A judge has upheld La Habra’s decision to block a plan by Lennar to build nearly 450 homes overlooking the city — but the nation’s second largest developer holds an ace in the hole.
Superior Court Judge Sheila Recio has denied a petition by the Miami-based builder to reverse the city’s 2020 decision to reject its development on the Westridge Golf Course at 1400 South La Habra Hills Drive, the Orange County Register reported.
The judge also denied Lennar’s request to overturn Measure X, a November 2020 referendum banning development of open space without voter approval.
“In sum, the evidence presented does not support (Lennar’s) arguments, and it would be improper for this court to supplant the decision of the city council,” a court minute order quoted the judge as saying.
Her court ruling may have ended Lennar’s $100 million lawsuit against the city.
But it isn’t Lennar’s last word in the developer’s eight-year battle to build homes on the city’s 151-acre Westridge Golf Course, once part of the former 915-acre West Coyote oil fields and now surrounded by residential neighborhoods and the Westridge Plaza shopping center.
Companies later acquired by Lennar filed a plan in 2015 to build 448 homes, including 277 houses and 171 townhomes. The initial plan, dubbed Rancho La Habra, would include more than 80 acres of open space, parks and trails.
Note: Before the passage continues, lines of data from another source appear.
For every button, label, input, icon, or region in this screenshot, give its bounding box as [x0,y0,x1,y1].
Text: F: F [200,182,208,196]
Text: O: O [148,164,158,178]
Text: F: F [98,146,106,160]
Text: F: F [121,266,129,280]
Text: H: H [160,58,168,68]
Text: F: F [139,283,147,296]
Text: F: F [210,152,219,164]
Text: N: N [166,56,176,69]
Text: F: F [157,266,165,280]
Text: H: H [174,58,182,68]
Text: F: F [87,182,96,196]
The latest plan had 46 acres of open space.
In January, Lennar exploited La Habra’s failure to adopt a state-approved housing plan on time by filing what appears to have been Orange County’s first “builder’s remedy” application.
Except this time, it planned to build an even larger development of 530 homes.
The new application has 82 more housing units than the former plan — and now includes 110 low-income apartments, enough to meet the 20-percent threshold needed for approval under a 1990 state housing law known as builder’s remedy.
If Lennar applies under that rule, La Habra would become the first city in the county to face a builder’s remedy application like those filed in Santa Monica, Redondo Beach and Beverly Hills.
Under the state’s three-decade-old Housing Accountability Act, builders can skirt city council review in cities or counties without state-approved “Housing Elements,” provided they include a minimum of affordable housing and comply with environmental laws.
If 20 percent of the homes are for low-income households or all the homes are for moderate-income residents, such plans must be approved even when they conflict with local zoning and the city’s general plan.
At the time, La Habra was one of 110 Southern California governments without an approved Housing Element, which cities and counties were supposed to adopt by October 2021. The city’s housing plan won state approval, but not until last April — three months after Lennar’s builder’s remedy application and 18 months after it was due.